You have a point, entropic. In mind, the variable was the speed at which you blow the dart (horizontal speed), and that you would vary this to show that vertical speed is independent. I suppose that wasn't explicit in the description, though.
posted by chrisamiller at 10:22 PM on February 27, 2008

To answer your question about book recommendations, AceRock, try Robert P. Crease's The Prism and the Pendulum. And, from Physics World, where the readers were asked to suggest experiments for Crease's book, here's the final list and the top alternates:

1 Young's double-slit experiment applied to the interference of single electrons
2 Galileo's experiment on falling bodies (1600s)
3 Millikan's oil-drop experiment (1910s)
4 Newton's decomposition of sunlight with a prism (1665-1666)
5 Young's light-interference experiment (1801)
6 Cavendish's torsion-bar experiment (1798)
7 Eratosthenes' measurement of the Earth's circumference (3rd century BC)
8 Galileo's experiments with rolling balls down inclined planes (1600s)
9 Rutherford's discovery of the nucleus (1911)
10 Foucault's pendulum (1851)

Others experiments that were cited included:

Archimedes' experiment on hydrostatics
Roemer's observations of the speed of light
Joule's paddle-wheel heat experiments
Reynolds's pipe flow experiment
Mach & Salcher's acoustic shock wave
Michelson-Morley measurement of the null effect of the ether
Röntgen's detection of Maxwell's displacement current
Oersted's discovery of electromagnetism
The Braggs' X-ray diffraction of salt crystals
Eddington's measurement of the bending of starlight
Stern-Gerlach demonstration of space quantization
Schrödinger's cat thought experiment
Trinity test of nuclear chain reaction
Wu et al.'s measurement of parity violation
Goldhaber's study of neutrino helicity
Feynman dipping an O-ring in water

Of course these are all experiments in physics, more than in psychology, but if you want compelling science writing, Crease is up to the job.
posted by cgc373 at 4:33 AM on February 28, 2008 [1 favorite]

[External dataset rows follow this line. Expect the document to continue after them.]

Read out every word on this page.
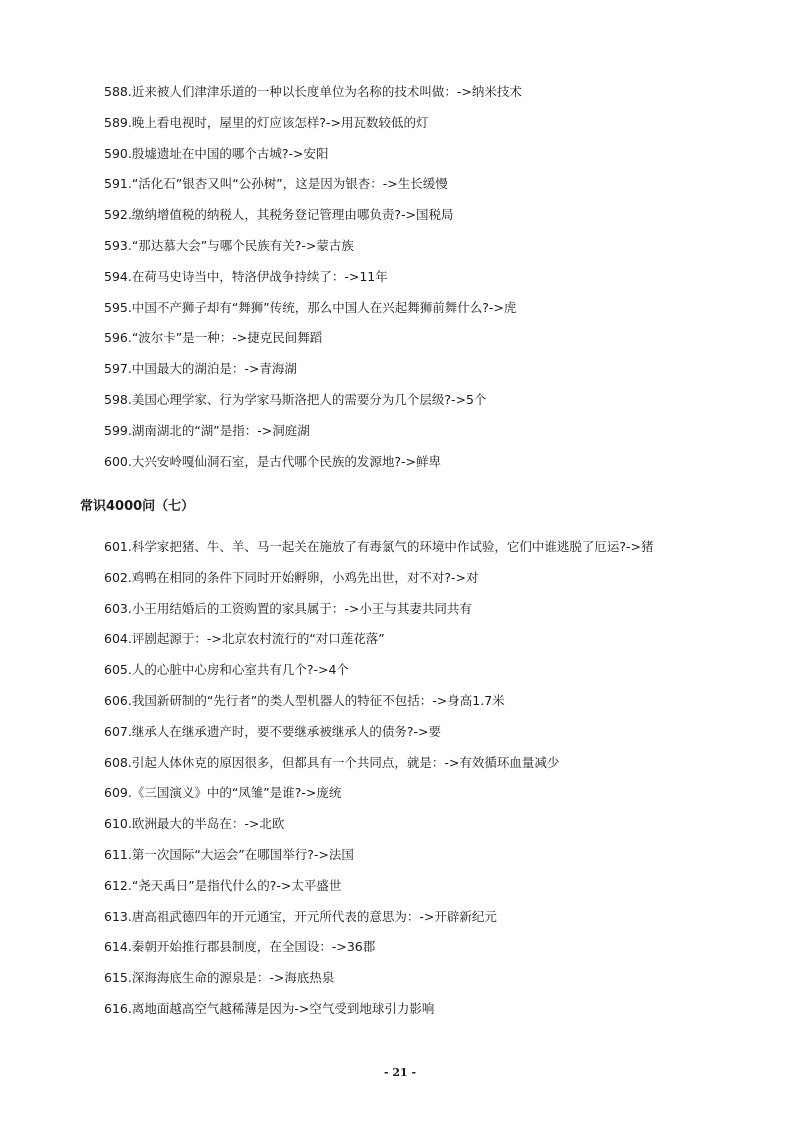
588.近来被人们津津乐道的一种以长度单位为名称的技术叫做：->纳米技术
589.晚上看电视时，屋里的灯应该怎样?->用瓦数较低的灯
590.殷墟遗址在中国的哪个古城?->安阳
591.“活化石”银杏又叫“公孙树”，这是因为银杏：->生长缓慢
592.缴纳增值税的纳税人，其税务登记管理由哪负责?->国税局
593.“那达慕大会”与哪个民族有关?->蒙古族
594.在荷马史诗当中，特洛伊战争持续了：->11年
595.中国不产狮子却有“舞狮”传统，那么中国人在兴起舞狮前舞什么?->虎
596.“波尔卡”是一种：->捷克民间舞蹈
597.中国最大的湖泊是：->青海湖
598.美国心理学家、行为学家马斯洛把人的需要分为几个层级?->5个
599.湖南湖北的“湖”是指：->洞庭湖
600.大兴安岭嘎仙洞石室，是古代哪个民族的发源地?->鲜卑
常识4000问（七）
601.科学家把猪、牛、羊、马一起关在施放了有毒氯气的环境中作试验，它们中谁逃脱了厄运?->猪
602.鸡鸭在相同的条件下同时开始孵卵，小鸡先出世，对不对?->对
603.小王用结婚后的工资购置的家具属于：->小王与其妻共同共有
604.评剧起源于：->北京农村流行的“对口莲花落”
605.人的心脏中心房和心室共有几个?->4个
606.我国新研制的“先行者”的类人型机器人的特征不包括：->身高1.7米
607.继承人在继承遗产时，要不要继承被继承人的债务?->要
608.引起人体休克的原因很多，但都具有一个共同点，就是：->有效循环血量减少
609.《三国演义》中的“凤雏”是谁?->庞统
610.欧洲最大的半岛在：->北欧
611.第一次国际“大运会”在哪国举行?->法国
612.“尧天禹日”是指代什么的?->太平盛世
613.唐高祖武德四年的开元通宝，开元所代表的意思为：->开辟新纪元
614.秦朝开始推行郡县制度，在全国设：->36郡
615.深海海底生命的源泉是：->海底热泉
616.离地面越高空气越稀薄是因为->空气受到地球引力影响
- 21 -
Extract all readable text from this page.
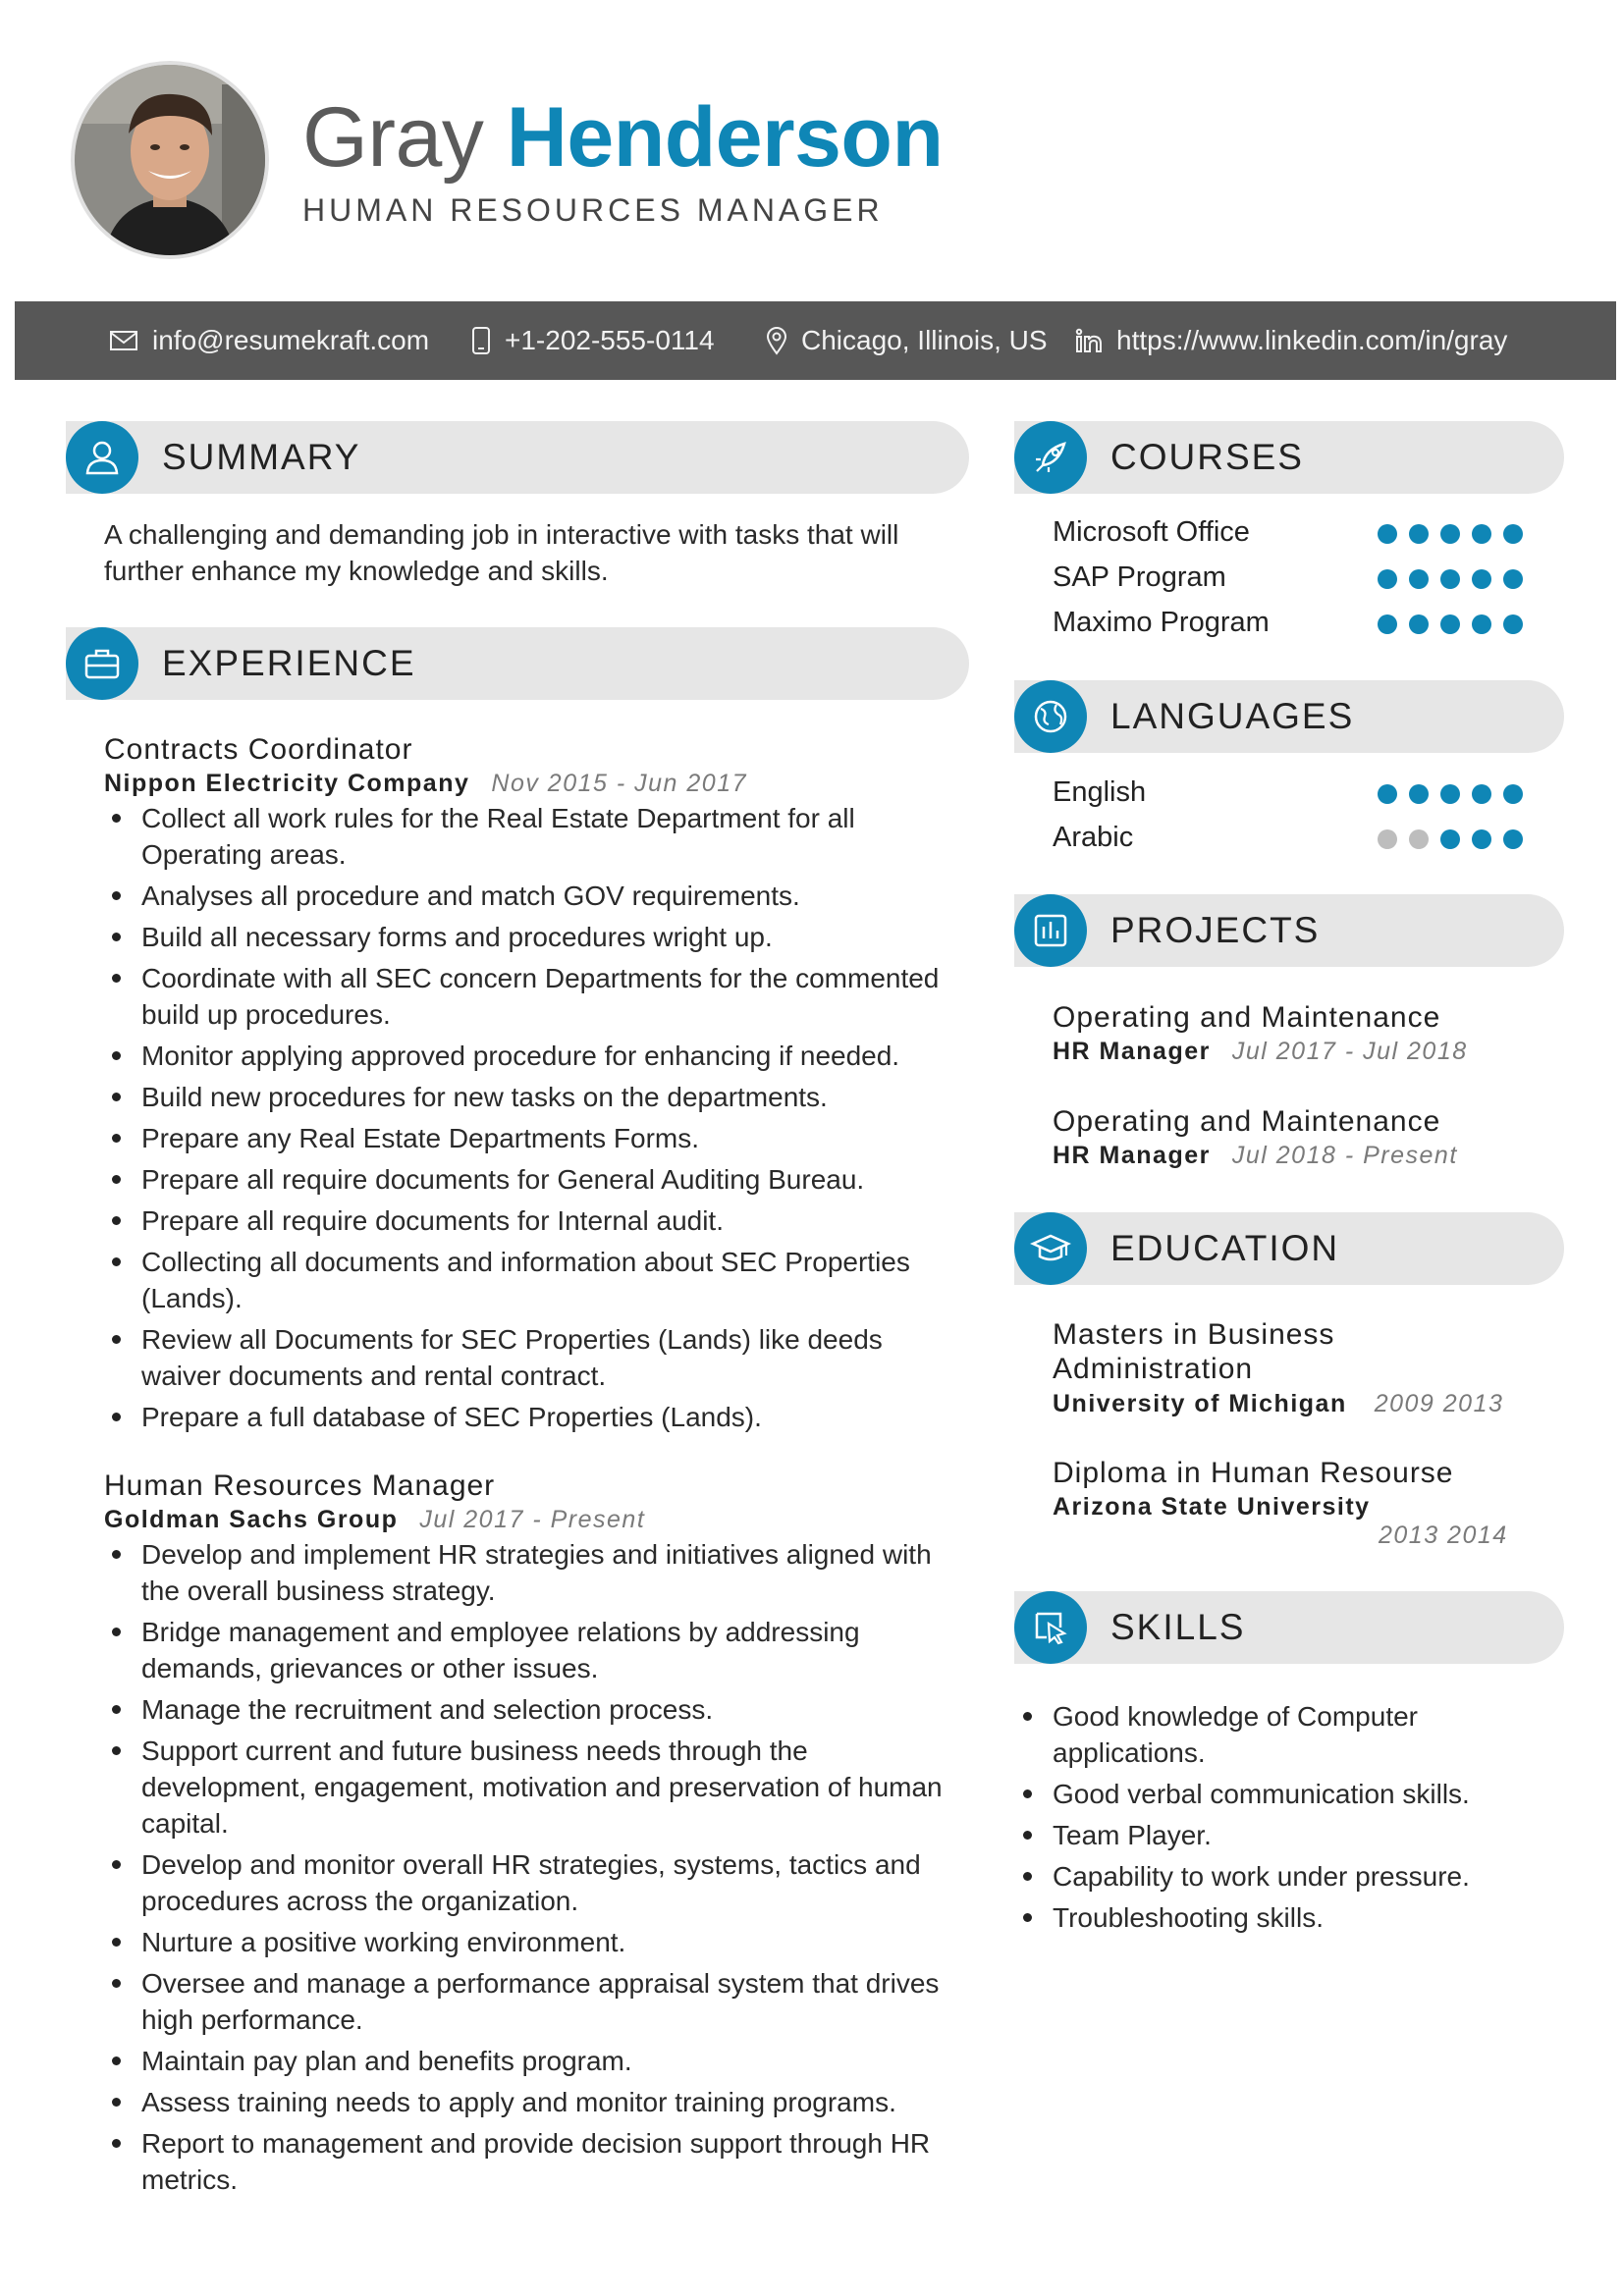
Gray Henderson
HUMAN RESOURCES MANAGER
info@resumekraft.com	+1-202-555-0114	Chicago, Illinois, US	https://www.linkedin.com/in/gray
SUMMARY
A challenging and demanding job in interactive with tasks that will
further enhance my knowledge and skills.
EXPERIENCE
Contracts Coordinator
Nippon Electricity Company Nov 2015 - Jun 2017
Collect all work rules for the Real Estate Department for all Operating areas.
Analyses all procedure and match GOV requirements.
Build all necessary forms and procedures wright up.
Coordinate with all SEC concern Departments for the commented build up procedures.
Monitor applying approved procedure for enhancing if needed.
Build new procedures for new tasks on the departments.
Prepare any Real Estate Departments Forms.
Prepare all require documents for General Auditing Bureau.
Prepare all require documents for Internal audit.
Collecting all documents and information about SEC Properties (Lands).
Review all Documents for SEC Properties (Lands) like deeds waiver documents and rental contract.
Prepare a full database of SEC Properties (Lands).
Human Resources Manager
Goldman Sachs Group Jul 2017 - Present
Develop and implement HR strategies and initiatives aligned with the overall business strategy.
Bridge management and employee relations by addressing demands, grievances or other issues.
Manage the recruitment and selection process.
Support current and future business needs through the development, engagement, motivation and preservation of human capital.
Develop and monitor overall HR strategies, systems, tactics and procedures across the organization.
Nurture a positive working environment.
Oversee and manage a performance appraisal system that drives high performance.
Maintain pay plan and benefits program.
Assess training needs to apply and monitor training programs.
Report to management and provide decision support through HR metrics.
COURSES
Microsoft Office
SAP Program
Maximo Program
LANGUAGES
English
Arabic
PROJECTS
Operating and Maintenance
HR Manager Jul 2017 - Jul 2018
Operating and Maintenance
HR Manager Jul 2018 - Present
EDUCATION
Masters in Business
Administration
University of Michigan 2009 2013
Diploma in Human Resourse
Arizona State University
2013 2014
SKILLS
Good knowledge of Computer applications.
Good verbal communication skills.
Team Player.
Capability to work under pressure.
Troubleshooting skills.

chrisamiller beat me to the mention of the Meselson-Stahl experiment, which has been called the most beautiful experiment in biology.
posted by DevilsAdvocate at 5:11 AM on February 28, 2008 [1 favorite]

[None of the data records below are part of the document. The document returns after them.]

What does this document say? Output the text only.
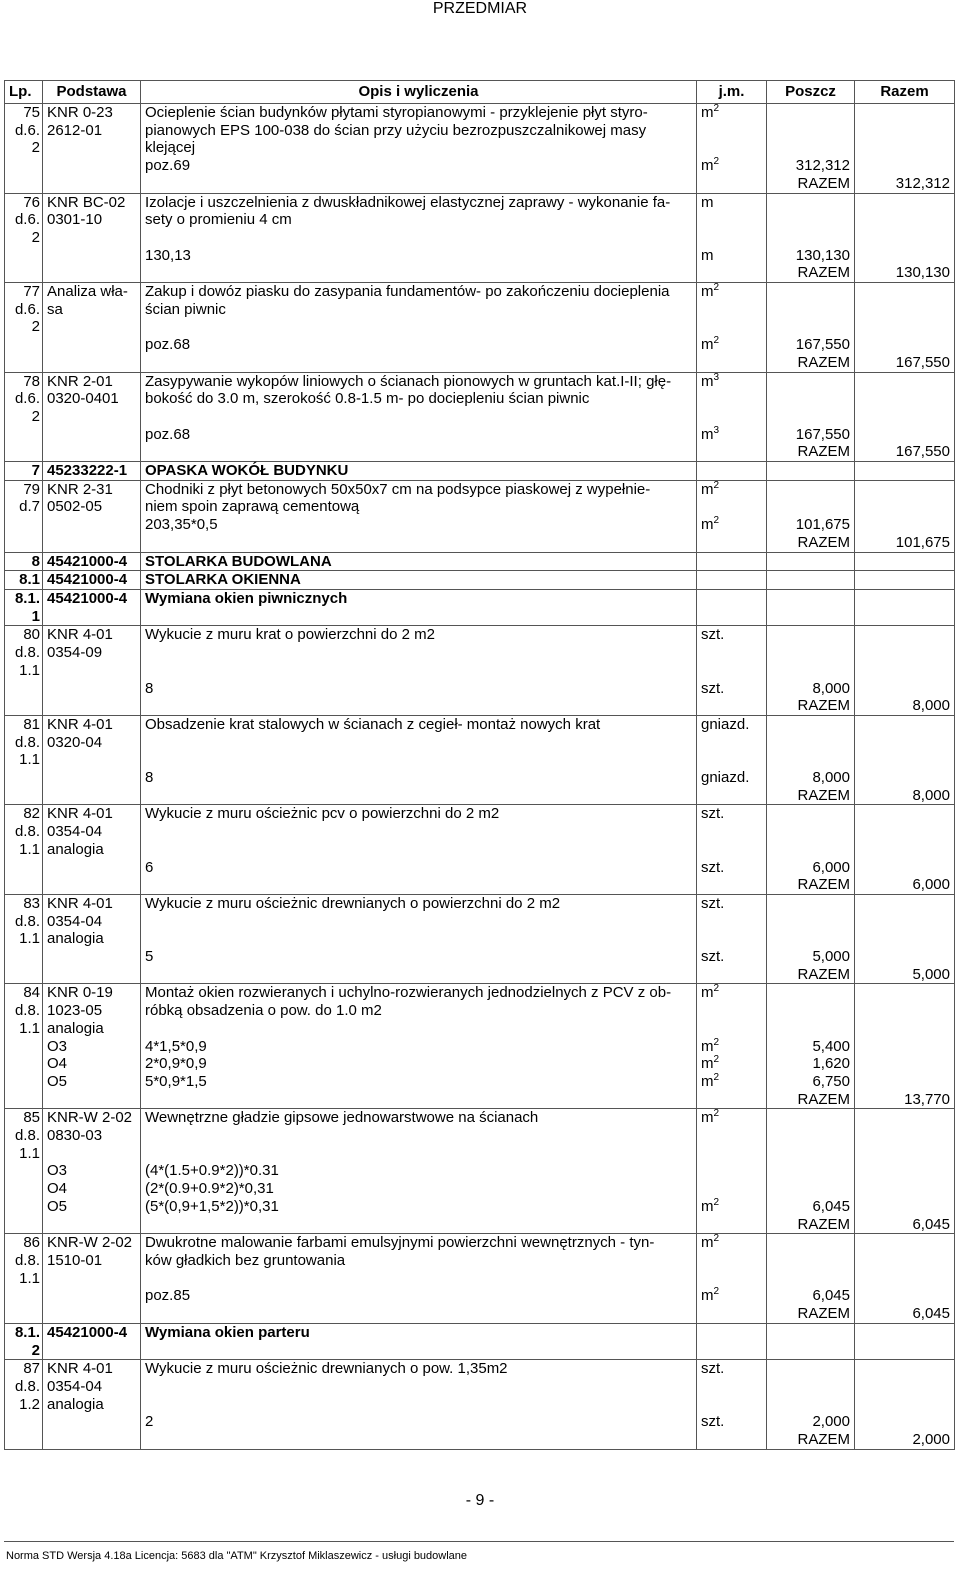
PRZEDMIAR
Lp.	Podstawa	Opis i wyliczenia	j.m.	Poszcz	Razem
75
d.6.
2	KNR 0-23
2612-01	Ocieplenie ścian budynków płytami styropianowymi - przyklejenie płyt styro-
pianowych EPS 100-038 do ścian przy użyciu bezrozpuszczalnikowej masy
klejącej	$m^2$		
		poz.69	$m^2$	312,312	
				RAZEM	312,312
76
d.6.
2	KNR BC-02
0301-10	Izolacje i uszczelnienia z dwuskładnikowej elastycznej zaprawy - wykonanie fa-
sety o promieniu 4 cm	m		
		130,13	m	130,130	
				RAZEM	130,130
77
d.6.
2	Analiza wła-
sa	Zakup i dowóz piasku do zasypania fundamentów- po zakończeniu docieplenia
ścian piwnic	$m^2$		
		poz.68	$m^2$	167,550	
				RAZEM	167,550
78
d.6.
2	KNR 2-01
0320-0401	Zasypywanie wykopów liniowych o ścianach pionowych w gruntach kat.I-II; głę-
bokość do 3.0 m, szerokość 0.8-1.5 m- po dociepleniu ścian piwnic	$m^3$		
		poz.68	$m^3$	167,550	
				RAZEM	167,550
7	45233222-1	OPASKA WOKÓŁ BUDYNKU			
79
d.7	KNR 2-31
0502-05	Chodniki z płyt betonowych 50x50x7 cm na podsypce piaskowej z wypełnie-
niem spoin zaprawą cementową	$m^2$		
		203,35*0,5	$m^2$	101,675	
				RAZEM	101,675
8	45421000-4	STOLARKA BUDOWLANA			
8.1	45421000-4	STOLARKA OKIENNA			
8.1.
1	45421000-4	Wymiana okien piwnicznych			
80
d.8.
1.1	KNR 4-01
0354-09	Wykucie z muru krat o powierzchni do 2 m2	szt.		
		8	szt.	8,000	
				RAZEM	8,000
81
d.8.
1.1	KNR 4-01
0320-04	Obsadzenie krat stalowych w ścianach z cegieł- montaż nowych krat	gniazd.		
		8	gniazd.	8,000	
				RAZEM	8,000
82
d.8.
1.1	KNR 4-01
0354-04
analogia	Wykucie z muru ościeżnic pcv o powierzchni do 2 m2	szt.		
		6	szt.	6,000	
				RAZEM	6,000
83
d.8.
1.1	KNR 4-01
0354-04
analogia	Wykucie z muru ościeżnic drewnianych o powierzchni do 2 m2	szt.		
		5	szt.	5,000	
				RAZEM	5,000
84
d.8.
1.1	KNR 0-19
1023-05
analogia	Montaż okien rozwieranych i uchylno-rozwieranych jednodzielnych z PCV z ob-
róbką obsadzenia o pow. do 1.0 m2	$m^2$		
	O3	4*1,5*0,9	$m^2$	5,400	
	O4	2*0,9*0,9	$m^2$	1,620	
	O5	5*0,9*1,5	$m^2$	6,750	
				RAZEM	13,770
85
d.8.
1.1	KNR-W 2-02
0830-03	Wewnętrzne gładzie gipsowe jednowarstwowe na ścianach	$m^2$		
	O3	(4*(1.5+0.9*2))*0.31			
	O4	(2*(0.9+0.9*2)*0,31			
	O5	(5*(0,9+1,5*2))*0,31	$m^2$	6,045	
				RAZEM	6,045
86
d.8.
1.1	KNR-W 2-02
1510-01	Dwukrotne malowanie farbami emulsyjnymi powierzchni wewnętrznych - tyn-
ków gładkich bez gruntowania	$m^2$		
		poz.85	$m^2$	6,045	
				RAZEM	6,045
8.1.
2	45421000-4	Wymiana okien parteru			
87
d.8.
1.2	KNR 4-01
0354-04
analogia	Wykucie z muru ościeżnic drewnianych o pow. 1,35m2	szt.		
		2	szt.	2,000	
				RAZEM	2,000
- 9 -
Norma STD Wersja 4.18a Licencja: 5683 dla "ATM" Krzysztof Miklaszewicz - usługi budowlane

I'm surprised it was left off the list of physics experiments above, but I have always been partial to Michaelson and Morley's experiment. It changed the way physicists viewed the universe and laid the groundwork for Einstein's ideas. Another nice list is here.
posted by TedW at 5:41 AM on February 28, 2008 [1 favorite]

Oh! For the audio/fire nerds out there- something to try at home! The Ruben's Tube!
posted by pedmands at 6:33 AM on February 28, 2008

The Foucault pendulum.
posted by weapons-grade pandemonium at 8:59 AM on February 28, 2008

I've always been interested in mixed-mode traffic experiments like this Amsterdam experiment: it's interesting to me how solving gridlock is only one piece of the puzzle of city traffic planning, and how many of these studies amount to experiments in group psychology.